Séisme en Turquie«Ne viens pas ici quémander des voix»
En Turquie, alors que les élections sont prévues le 14 mai, le président Recep Tayyip Erdogan ne s’est pas rendu tout de suite dans une région touchée par le séisme. Les survivants sont en colère.

Mercredi, le président turc, Recep Tayyip Erdogan, s’est rendu dans la ville de Kahramanmaras. De nombreux survivants lui reprochent la lenteur de la réaction gouvernementale.
AFPTrois jours après le pire séisme à avoir frappé la Turquie depuis des décennies, Hakan Tanriverdi a un message très simple pour le président Recep Tayyip Erdogan: «Ne viens pas ici quémander des voix.» Plus de 21’000 cadavres ont été sortis des décombres en quatre jours, en comptant ceux de la Syrie voisine. La catastrophe survient à un moment décisif pour le chef de l’État turc, qui compte bien se maintenir au pouvoir.
Premier ministre de 2003 à 2014, président depuis lors, l’inamovible Erdogan a confirmé, fin janvier, la tenue, le 14 mai, d’élections présidentielle et législatives. Cette date rapprochée donne peu de temps à l’opposition pour désigner son candidat commun. La possibilité de tenir ces scrutins après pareil sinistre relève toutefois de l’hypothèse.

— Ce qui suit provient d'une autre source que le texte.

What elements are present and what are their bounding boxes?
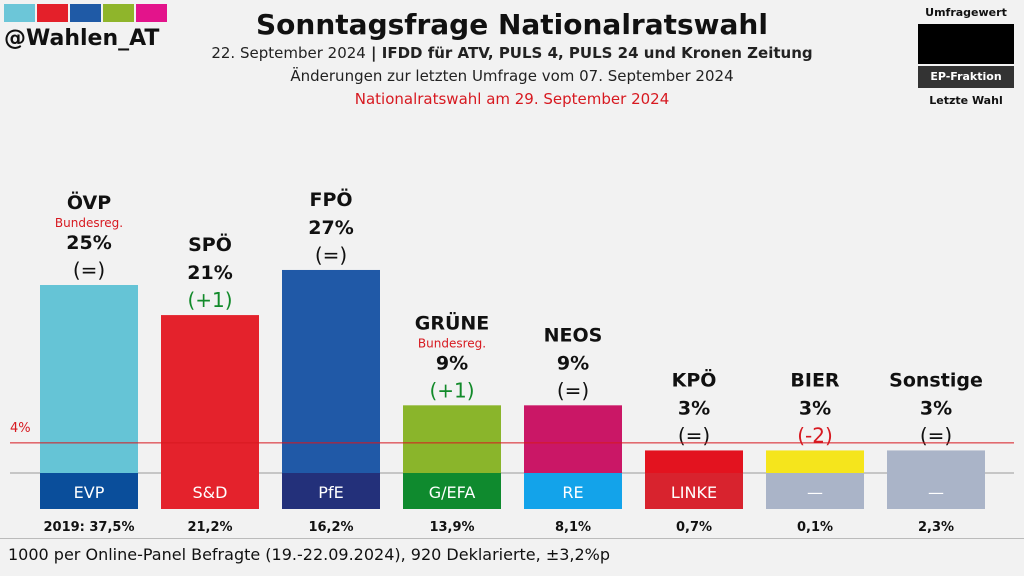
group-box [887, 473, 985, 509]
bar-party-label: BIER [790, 369, 840, 391]
bar-value-label: 3% [920, 397, 952, 419]
bar-2 [282, 269, 380, 473]
bar-tag-label: Bundesreg. [55, 216, 123, 230]
election-date: Nationalratswahl am 29. September 2024 [354, 90, 670, 108]
chart-subtitle: 22. September 2024 | IFDD für ATV, PULS … [180, 42, 844, 65]
last-election-label: 16,2% [308, 520, 353, 535]
legend-last-election: Letzte Wahl [929, 94, 1003, 107]
brand-swatch [136, 4, 167, 22]
bar-value-label: 21% [187, 262, 232, 284]
footer-note: 1000 per Online-Panel Befragte (19.-22.0… [8, 545, 611, 564]
bar-7 [887, 450, 985, 473]
bar-change-label: (=) [315, 243, 347, 267]
last-election-label: 2,3% [918, 520, 954, 535]
chart-header: Sonntagsfrage Nationalratswahl 22. Septe… [180, 8, 844, 111]
bar-1 [161, 315, 259, 473]
threshold-label: 4% [10, 421, 31, 436]
bar-tag-label: Bundesreg. [418, 336, 486, 350]
bar-change-label: (=) [557, 378, 589, 402]
brand-handle: @Wahlen_AT [4, 26, 160, 51]
changes-note: Änderungen zur letzten Umfrage vom 07. S… [290, 67, 734, 85]
bar-party-label: SPÖ [188, 232, 232, 256]
brand-swatch [103, 4, 134, 22]
brand-swatches [4, 4, 167, 22]
bar-value-label: 3% [799, 397, 831, 419]
legend-poll-value: Umfragewert [925, 6, 1007, 19]
group-box [282, 473, 380, 509]
bar-party-label: Sonstige [889, 369, 983, 391]
last-election-label: 0,7% [676, 520, 712, 535]
subtitle-separator: | [365, 44, 382, 62]
bar-party-label: GRÜNE [415, 310, 490, 334]
footer-divider [0, 538, 1024, 539]
chart-title: Sonntagsfrage Nationalratswahl [256, 8, 768, 41]
group-box [40, 473, 138, 509]
bar-3 [403, 405, 501, 473]
bar-value-label: 9% [436, 352, 468, 374]
group-box [645, 473, 743, 509]
bar-party-label: ÖVP [67, 190, 111, 214]
group-label: — [928, 483, 944, 502]
bar-party-label: KPÖ [672, 367, 717, 391]
poll-institute: IFDD für ATV, PULS 4, PULS 24 und Kronen… [381, 44, 813, 62]
bar-5 [645, 450, 743, 473]
bar-change-label: (=) [920, 423, 952, 447]
group-box [161, 473, 259, 509]
legend-ep-group: EP-Fraktion [918, 64, 1014, 88]
bar-0 [40, 285, 138, 473]
bar-change-label: (-2) [797, 423, 833, 447]
bar-6 [766, 450, 864, 473]
bar-party-label: FPÖ [309, 187, 352, 211]
group-label: EVP [74, 483, 105, 502]
group-label: S&D [193, 483, 228, 502]
group-box [524, 473, 622, 509]
legend: Umfragewert EP-Fraktion Letzte Wahl [918, 6, 1014, 107]
last-election-label: 13,9% [429, 520, 474, 535]
group-label: PfE [318, 483, 343, 502]
last-election-label: 0,1% [797, 520, 833, 535]
brand-swatch [70, 4, 101, 22]
group-box [403, 473, 501, 509]
bar-party-label: NEOS [544, 324, 603, 346]
brand-swatch [4, 4, 35, 22]
last-election-label: 2019: 37,5% [43, 520, 134, 535]
bar-value-label: 3% [678, 397, 710, 419]
brand-swatch [37, 4, 68, 22]
group-label: LINKE [671, 483, 717, 502]
legend-poll-box [918, 24, 1014, 64]
bar-change-label: (+1) [429, 378, 474, 402]
brand: @Wahlen_AT [4, 4, 167, 51]
group-label: RE [562, 483, 583, 502]
group-label: G/EFA [429, 483, 476, 502]
group-box [766, 473, 864, 509]
bar-value-label: 27% [308, 217, 353, 239]
bar-value-label: 9% [557, 352, 589, 374]
bar-4 [524, 405, 622, 473]
poll-date: 22. September 2024 [211, 44, 366, 62]
bar-change-label: (=) [73, 258, 105, 282]
bar-value-label: 25% [66, 232, 111, 254]
group-label: — [807, 483, 823, 502]
bar-change-label: (+1) [187, 288, 232, 312]
last-election-label: 8,1% [555, 520, 591, 535]
bar-change-label: (=) [678, 423, 710, 447]
last-election-label: 21,2% [187, 520, 232, 535]
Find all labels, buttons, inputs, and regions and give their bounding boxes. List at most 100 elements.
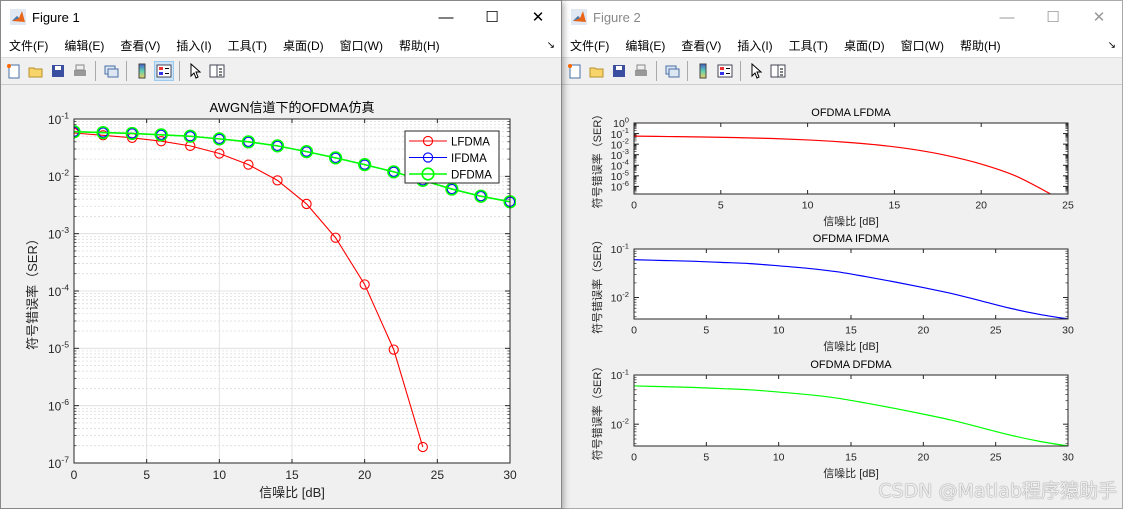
- svg-text:10-4: 10-4: [48, 282, 69, 298]
- separator: [740, 61, 741, 81]
- svg-text:10-2: 10-2: [611, 137, 629, 152]
- menu-edit[interactable]: 编辑(E): [625, 38, 666, 53]
- minimize-button[interactable]: —: [438, 8, 454, 26]
- svg-text:10: 10: [802, 200, 814, 212]
- toolbar: [1, 58, 561, 85]
- svg-text:0: 0: [631, 325, 637, 337]
- svg-text:10-1: 10-1: [48, 110, 69, 126]
- matlab-logo-icon: [10, 9, 26, 25]
- colorbar-icon[interactable]: [132, 61, 152, 81]
- separator: [95, 61, 96, 81]
- menu-edit[interactable]: 编辑(E): [64, 38, 105, 53]
- subplots-area: 0 5 10 15 20 2510-610-510-410-310-210-1100OFD…: [590, 107, 1074, 480]
- svg-text:20: 20: [358, 468, 372, 482]
- svg-text:15: 15: [845, 452, 857, 464]
- svg-text:0: 0: [631, 200, 637, 212]
- svg-text:10: 10: [773, 452, 785, 464]
- menu-file[interactable]: 文件(F): [9, 38, 49, 53]
- open-file-icon[interactable]: [587, 61, 607, 81]
- separator: [126, 61, 127, 81]
- axes-main[interactable]: 0 5 10 15 20 25 30 10-7 10-6 10-5 10-4 10-3 10-2 10-1…: [25, 100, 517, 500]
- colorbar-icon[interactable]: [693, 61, 713, 81]
- menu-tools[interactable]: 工具(T): [227, 38, 267, 53]
- legend-icon[interactable]: [715, 61, 735, 81]
- svg-text:20: 20: [917, 325, 929, 337]
- svg-text:10: 10: [213, 468, 227, 482]
- maximize-button[interactable]: ☐: [1046, 9, 1060, 26]
- menu-insert[interactable]: 插入(I): [176, 38, 212, 53]
- svg-text:15: 15: [285, 468, 299, 482]
- figure-1-window[interactable]: Figure 1 — ☐ ✕ 文件(F) 编辑(E) 查看(V) 插入(I) 工…: [0, 0, 562, 509]
- menu-insert[interactable]: 插入(I): [737, 38, 773, 53]
- plot-title: OFDMA DFDMA: [810, 359, 892, 371]
- x-axis-label: 信噪比 [dB]: [823, 467, 879, 480]
- x-axis-label: 信噪比 [dB]: [823, 215, 879, 228]
- svg-text:5: 5: [703, 452, 709, 464]
- print-icon[interactable]: [70, 61, 90, 81]
- svg-text:0: 0: [631, 452, 637, 464]
- svg-text:25: 25: [990, 452, 1002, 464]
- separator: [179, 61, 180, 81]
- dock-icon[interactable]: ↘: [1107, 39, 1116, 51]
- svg-text:10-4: 10-4: [611, 158, 629, 173]
- legend-icon[interactable]: [154, 61, 174, 81]
- plot-title: AWGN信道下的OFDMA仿真: [210, 100, 375, 115]
- svg-text:10-2: 10-2: [611, 417, 629, 432]
- y-axis-label: 符号错误率（SER）: [590, 234, 604, 334]
- pointer-icon[interactable]: [185, 61, 205, 81]
- y-axis-label: 符号错误率（SER）: [590, 109, 604, 209]
- menu-desktop[interactable]: 桌面(D): [282, 38, 324, 53]
- subplot-ifdma[interactable]: 0 5 10 15 20 25 30 10-2 10-1 OFDMA IFDMA 信噪比 [dB] 符…: [590, 233, 1074, 353]
- series-lfdma: [634, 135, 1051, 194]
- menu-view[interactable]: 查看(V): [681, 38, 722, 53]
- legend-entry-dfdma: DFDMA: [451, 170, 492, 182]
- subplot-dfdma[interactable]: 0 5 10 15 20 25 30 10-2 10-1 OFDMA DFDMA 信噪比 [dB] 符…: [590, 359, 1074, 480]
- menu-window[interactable]: 窗口(W): [339, 38, 383, 53]
- menu-view[interactable]: 查看(V): [120, 38, 161, 53]
- save-icon[interactable]: [48, 61, 68, 81]
- menu-file[interactable]: 文件(F): [570, 38, 610, 53]
- series-ifdma: [634, 259, 1069, 319]
- svg-text:25: 25: [990, 325, 1002, 337]
- svg-text:10-1: 10-1: [611, 126, 629, 141]
- link-plot-icon[interactable]: [662, 61, 682, 81]
- title-bar[interactable]: Figure 2 — ☐ ✕: [562, 1, 1122, 33]
- title-bar[interactable]: Figure 1 — ☐ ✕: [1, 1, 561, 33]
- menu-help[interactable]: 帮助(H): [398, 38, 440, 53]
- menu-window[interactable]: 窗口(W): [900, 38, 944, 53]
- main-plot[interactable]: 0 5 10 15 20 25 30 10-7 10-6 10-5 10-4 10-3 10-2 10-1…: [1, 85, 561, 509]
- menu-bar: 文件(F) 编辑(E) 查看(V) 插入(I) 工具(T) 桌面(D) 窗口(W…: [562, 33, 1122, 58]
- svg-text:10-3: 10-3: [611, 147, 629, 162]
- figure-2-window[interactable]: Figure 2 — ☐ ✕ 文件(F) 编辑(E) 查看(V) 插入(I) 工…: [561, 0, 1123, 509]
- new-figure-icon[interactable]: [4, 61, 24, 81]
- plot-title: OFDMA IFDMA: [813, 233, 890, 245]
- property-editor-icon[interactable]: [768, 61, 788, 81]
- legend-entry-ifdma: IFDMA: [451, 153, 487, 165]
- legend[interactable]: LFDMA IFDMA DFDMA: [404, 130, 500, 184]
- svg-text:10-5: 10-5: [611, 168, 629, 183]
- print-icon[interactable]: [631, 61, 651, 81]
- svg-text:5: 5: [143, 468, 150, 482]
- plot-title: OFDMA LFDMA: [811, 107, 891, 119]
- close-button[interactable]: ✕: [1092, 9, 1106, 26]
- link-plot-icon[interactable]: [101, 61, 121, 81]
- menu-help[interactable]: 帮助(H): [959, 38, 1001, 53]
- minimize-button[interactable]: —: [999, 8, 1015, 26]
- menu-desktop[interactable]: 桌面(D): [843, 38, 885, 53]
- property-editor-icon[interactable]: [207, 61, 227, 81]
- svg-text:15: 15: [889, 200, 901, 212]
- pointer-icon[interactable]: [746, 61, 766, 81]
- open-file-icon[interactable]: [26, 61, 46, 81]
- toolbar: [562, 58, 1122, 85]
- maximize-button[interactable]: ☐: [485, 9, 499, 26]
- save-icon[interactable]: [609, 61, 629, 81]
- separator: [687, 61, 688, 81]
- svg-text:10-2: 10-2: [611, 290, 629, 305]
- svg-text:0: 0: [71, 468, 78, 482]
- menu-tools[interactable]: 工具(T): [788, 38, 828, 53]
- legend-entry-lfdma: LFDMA: [451, 137, 490, 149]
- close-button[interactable]: ✕: [531, 9, 545, 26]
- dock-icon[interactable]: ↘: [546, 39, 555, 51]
- new-figure-icon[interactable]: [565, 61, 585, 81]
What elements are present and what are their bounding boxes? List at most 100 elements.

L’état d’urgence a été proclamé pour trois mois dans les dix provinces touchées. Les autorités estiment que 13,5 millions de Turcs ont été directement impactés par le séisme de lundi, d’une magnitude de 7,8. Les habitants continuent de rechercher des survivants sous les décombres, mais n’en retirent le plus souvent que des cadavres. Pour les rescapés, reste la rue glaciale. Ou, pour les plus chanceux, leur voiture.
Tendance inversée?
Pour le président turc, le moment semblait propice. En chute dans les sondages, l’an passé, du fait de la crise économique et une inflation à plus de 85%, il voyait sa popularité remonter peu à peu. Mais l’absence de gestion du séisme par le gouvernement, les premiers jours, risque d’inverser la tendance. «Nous sommes profondément blessés que personne ne nous ait soutenus», peste Hakan Tanriverdi.
À Adiyaman, capitale de la province éponyme où il vit, Recep Tayyip Erdogan l’avait facilement emporté en 2018. Mais cinq ans plus tard, les habitants dénoncent la lenteur des secours et le manque d’équipement pour leur venir en aide. «Je n’ai vu personne avant 14h, le deuxième jour du séisme», soit 34 heures après la première secousse, tonne Mehmet Yildirim. «Pas d’État, pas de police, pas de soldats. Honte à vous! Vous nous avez laissés livrés à nous-mêmes.»
Le chef de l’État a reconnu, mercredi, des «lacunes» dans la réponse gouvernementale. Mais il cherche à reprendre la main. Mardi, il a participé à une réunion des secours à Ankara, avant de passer les deux jours suivants dans des zones ravagées. Sans toutefois s’arrêter à Adiyaman.
Opérations compliquées
«Pourquoi l’État ne se montre-t-il pas un jour comme celui-ci? Où sont les fondations de la République de Turquie?» vitupère Hediye Kalkan, un volontaire. «Les gens sortent les corps de leurs proches par leurs propres moyens.» L’ampleur de la catastrophe, le fait qu’elle se soit produite dans une région vaste et isolée, qui plus est durant une tempête hivernale, aurait cependant compliqué les opérations de sauvetage dans n’importe quel pays.
«J’aurais pu le sortir de là si j’avais eu une simple perceuse. Mais malheureusement, je ne pouvais rien faire à mains nues.»
Recep Tayyip Erdogan a quand même reçu un accueil plutôt chaleureux de la part de certaines victimes, lors de visites soigneusement chorégraphiées et diffusées à la télévision. Les images l’ont montré étreignant une vieille dame en pleurs sur son épaule.
Veysel Gultekin ne devrait pas réserver le même traitement à son président. L’un de ses proches avait les pieds coincés sous des décombres, raconte-t-il. «Nous avons parlé jusqu’au matin. J’aurais pu le sortir de là si j’avais eu une simple perceuse. Mais malheureusement, je ne pouvais rien faire à mains nues. À la secousse suivante, tout son corps s’est retrouvé recouvert par des gravats, et il est mort.»
«Laissés à l’agonie, dans le froid»
Jeudi, des journalistes de l’AFP ont vu davantage d’engins de levage et de secouristes – notamment apportés par des missions étrangères – autour d’immeubles en ruine. Rien qui puisse calmer Hakan Tanriverdi. «Les gens qui ne sont pas morts dans le séisme ont été laissés à l’agonie, dans le froid», s’émeut-il. «N’est-ce pas un péché, de laisser mourir les gens comme ça?»